ASOS jacket; J Brand jeggings; Wilfred scarf; Babaton beanie; L.L.Bean bag; Converse shoes
2014 was a year of major financial changes. First, Jon took a paycut to work at Telus, followed by me quitting my job and being unemployed for four months. There were grand expenses like Europe and grad school, and there were a lot of cost cutting measures, which I’d like to share more with you guys.
We paid for Europe in cash with the money we saved for about a year. That money could have been used to carry us through my unemployment phase, but that’s neither here nor there. My first year of grad school is also paid for with my RRSP (thanks to the Lifelong Learning Plan) and moving forward, we’re hoping to pay for the rest of my program in cash. I don’t know how, but that’s the hope because I really don’t want to take out another student loan.

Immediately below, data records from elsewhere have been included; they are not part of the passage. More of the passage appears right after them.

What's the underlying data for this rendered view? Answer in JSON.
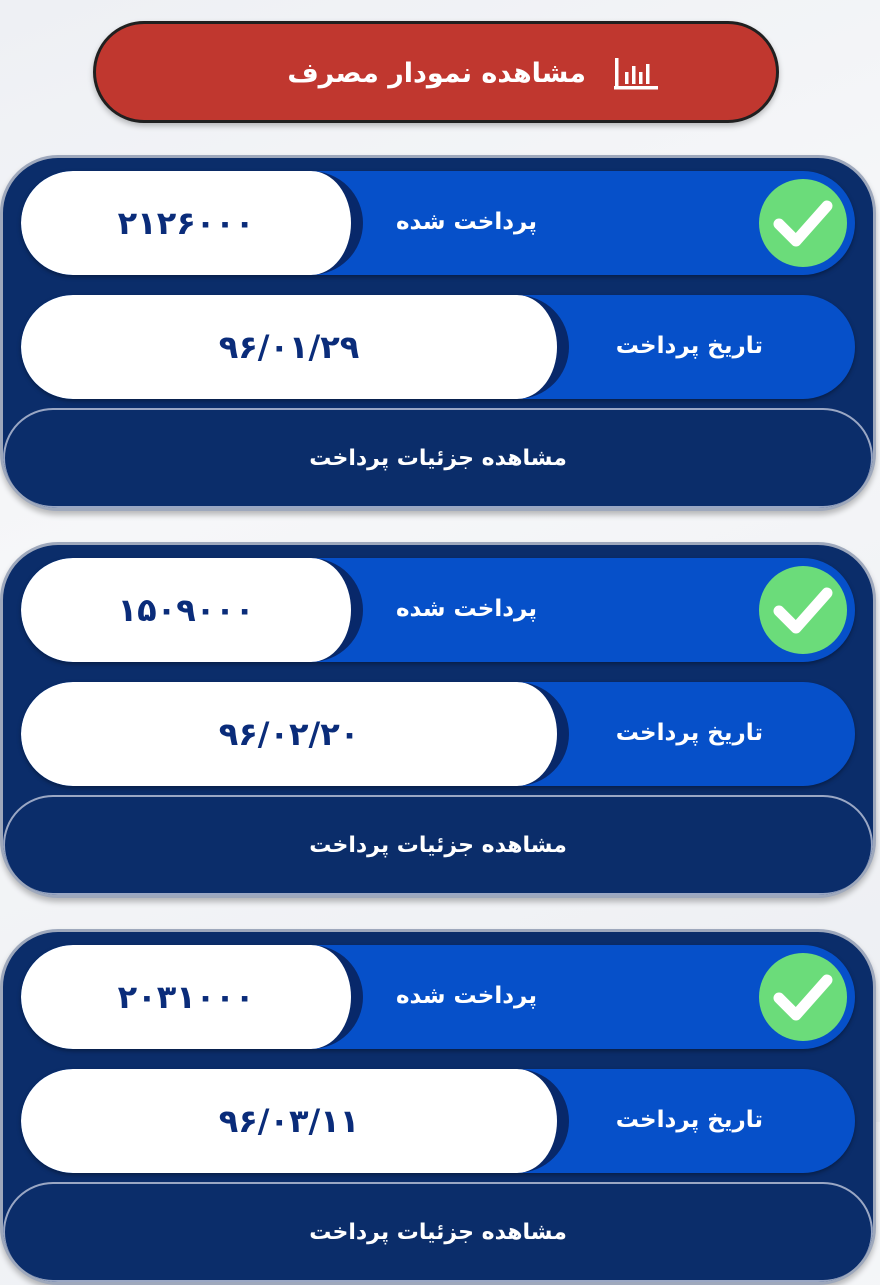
{
  "chart_button": {
    "label": "مشاهده نمودار مصرف",
    "icon": "bar-chart-icon"
  },
  "payments": [
    {
      "amount_label": "پرداخت شده",
      "amount": "۲۱۲۶۰۰۰",
      "date_label": "تاریخ پرداخت",
      "date": "۹۶/۰۱/۲۹",
      "details_label": "مشاهده جزئیات پرداخت",
      "status_icon": "check-icon"
    },
    {
      "amount_label": "پرداخت شده",
      "amount": "۱۵۰۹۰۰۰",
      "date_label": "تاریخ پرداخت",
      "date": "۹۶/۰۲/۲۰",
      "details_label": "مشاهده جزئیات پرداخت",
      "status_icon": "check-icon"
    },
    {
      "amount_label": "پرداخت شده",
      "amount": "۲۰۳۱۰۰۰",
      "date_label": "تاریخ پرداخت",
      "date": "۹۶/۰۳/۱۱",
      "details_label": "مشاهده جزئیات پرداخت",
      "status_icon": "check-icon"
    }
  ],
  "colors": {
    "chart_button": "#c0372f",
    "card_background": "#0b2d6a",
    "row_background": "#0650c9",
    "check_green": "#6bdc7a",
    "value_text": "#0a2c7a"
  }
}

Because Jon is making less and my salary is cut in half, we had to find ways to reduce our spending. As such, I started taking transit, and since Jon is able to walk/bike to work, we decided to get rid of one of our cars. This saves us money on car insurance, registration, maintenance, and gas. Alternatively, Jon will take car2go if I have the car and he needs to go somewhere.
Jon’s discount with Telus saves us a lot of money on our phone and internet bill. We got rid of our storage unit, which was costing us $109/month. We cancelled our gym and yoga memberships. Our monthly bank fee is now $4 instead of $14 thanks to my student discount. I’m also not making any student loan repayments since I’m back in school full-time. Yes, I still have student loans from my undergrad degree because my parents didn’t pay for my education and I lived away from home. I also could have put more towards my student loans if we didn’t have a lavish wedding that we paid for ourselves, but no regrets there.
Anyways, we reduced our monthly spending by almost $1000. Crazy, right? We’re spending less on gas, phone, and internet. We’re also tithing less because we’re making less, but still tithing 10%. There are no student loan repayments. However, rent, electricity, groceries, various subscriptions, and annual expenses remain the same. While it’s tough to do any saving with what little money we make, we do try and set aside some money for things like retirement, trips, and gifts, e.g. Vietnamese New Year, weddings, birthdays. But for the most part, we’re breaking even with our current cash flow and monthly/annual expenses.
It’s been a huge lifestyle change, but I’m proud of us for reducing our expenses in order to live within our means as much as possible. We may not make a lot of money yet we still feel incredibly rich and happy with what we have.